The Howard School was founded in 1865, making it the oldest black public school in the South. In 2008, the AP titled it a “dropout factory” with a graduation rate of 28%. In 2011, film studio Fancy Rhino began teaching a documentary class within the school to help students voice their own story of life under a dying system. Everyone is two people, and every city is two cities. The documentary captures the struggle between the two.
“You can’t be two people. I used to get under the influence. If I hadn’t been introduced to this program I probably woulda been throwing my life away. It’s better to leave all that behind.”
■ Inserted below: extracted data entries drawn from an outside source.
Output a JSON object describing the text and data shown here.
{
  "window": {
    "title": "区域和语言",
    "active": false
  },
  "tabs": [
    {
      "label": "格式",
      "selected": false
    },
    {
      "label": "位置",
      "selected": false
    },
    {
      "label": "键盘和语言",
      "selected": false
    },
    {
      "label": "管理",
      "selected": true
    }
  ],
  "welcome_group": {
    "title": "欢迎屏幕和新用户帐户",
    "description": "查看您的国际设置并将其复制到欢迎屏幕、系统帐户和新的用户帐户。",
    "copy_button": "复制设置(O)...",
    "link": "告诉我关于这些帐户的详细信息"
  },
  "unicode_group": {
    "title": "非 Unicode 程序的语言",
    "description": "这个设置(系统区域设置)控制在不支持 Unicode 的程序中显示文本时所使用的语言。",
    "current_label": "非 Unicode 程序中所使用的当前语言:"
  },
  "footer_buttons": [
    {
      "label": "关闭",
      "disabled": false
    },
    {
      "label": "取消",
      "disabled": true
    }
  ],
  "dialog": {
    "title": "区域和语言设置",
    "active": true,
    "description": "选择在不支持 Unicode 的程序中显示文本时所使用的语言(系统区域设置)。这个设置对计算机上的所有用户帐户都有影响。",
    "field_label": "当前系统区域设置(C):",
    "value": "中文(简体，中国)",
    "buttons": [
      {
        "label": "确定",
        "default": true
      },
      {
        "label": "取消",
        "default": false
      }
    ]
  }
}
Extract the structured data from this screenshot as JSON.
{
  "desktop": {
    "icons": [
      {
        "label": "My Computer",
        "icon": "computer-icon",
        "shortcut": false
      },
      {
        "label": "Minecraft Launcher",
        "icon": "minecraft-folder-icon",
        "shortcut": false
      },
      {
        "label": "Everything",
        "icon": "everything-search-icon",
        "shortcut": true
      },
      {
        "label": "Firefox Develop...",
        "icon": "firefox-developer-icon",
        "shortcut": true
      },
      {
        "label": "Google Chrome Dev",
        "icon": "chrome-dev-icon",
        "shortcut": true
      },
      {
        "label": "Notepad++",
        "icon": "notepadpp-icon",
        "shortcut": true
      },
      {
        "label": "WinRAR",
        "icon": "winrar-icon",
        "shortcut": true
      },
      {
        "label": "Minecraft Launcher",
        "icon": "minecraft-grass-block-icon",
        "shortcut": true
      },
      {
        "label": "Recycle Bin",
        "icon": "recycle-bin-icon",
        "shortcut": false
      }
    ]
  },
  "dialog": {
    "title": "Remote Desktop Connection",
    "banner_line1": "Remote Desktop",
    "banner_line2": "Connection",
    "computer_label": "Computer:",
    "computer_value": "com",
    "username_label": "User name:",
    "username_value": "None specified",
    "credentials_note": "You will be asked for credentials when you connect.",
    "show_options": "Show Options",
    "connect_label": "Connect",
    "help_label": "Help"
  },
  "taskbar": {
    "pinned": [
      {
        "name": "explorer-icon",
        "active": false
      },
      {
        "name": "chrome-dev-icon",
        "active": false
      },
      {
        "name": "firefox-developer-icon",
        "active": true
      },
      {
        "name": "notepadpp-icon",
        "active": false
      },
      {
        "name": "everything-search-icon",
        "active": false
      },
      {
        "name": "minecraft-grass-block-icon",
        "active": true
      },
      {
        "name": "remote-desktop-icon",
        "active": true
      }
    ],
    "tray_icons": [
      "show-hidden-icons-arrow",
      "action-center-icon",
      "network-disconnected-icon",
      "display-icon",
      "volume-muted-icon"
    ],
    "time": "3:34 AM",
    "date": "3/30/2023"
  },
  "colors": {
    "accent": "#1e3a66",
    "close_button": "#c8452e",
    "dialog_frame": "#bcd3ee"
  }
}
Every student at Howard High School deserves to be seen as more than a statistic to be printed or a theory to be proved. Each of them wakes up in the morning and must enter into their lives with the weight of an unfolding story on their shoulders, a story in which they see, speak, listen, think, hurt, hope, hate and love. Voices attempt to speak on behalf of these students, but they can only be someone speaking about someone else, offering solutions to situations they have not experienced and will never fully understand.
We believe that every day at Howard High, tales of goodness go untold and the reality of the struggle goes unseen.We know that the story lies in the students themselves, and it cannot be told if not from their own lips. The students themselves will be enriched. We will put tools in their hands that empower them. As they work, they will be given a chance to see outside and experience how the world opens for you if you take your own voice seriously and use it wisely. It is our hope that each student involved will end this project knowing that when they speak, someone will listen. We hope to work hard to plant seeds that will, through painstaking care, blossom into a more dynamic relationship between the students of Howard and the larger community.
Communities are loud and filled with strife. Laziness and callousness can spread quickly and leave us wondering who to listen to. We believe that it is time we turned our ears and eyes to Howard in order to hear what needs to be said and see what needs to be seen: the true experience of the students and faculty of Howard. Please give us the chance to see from their eyes.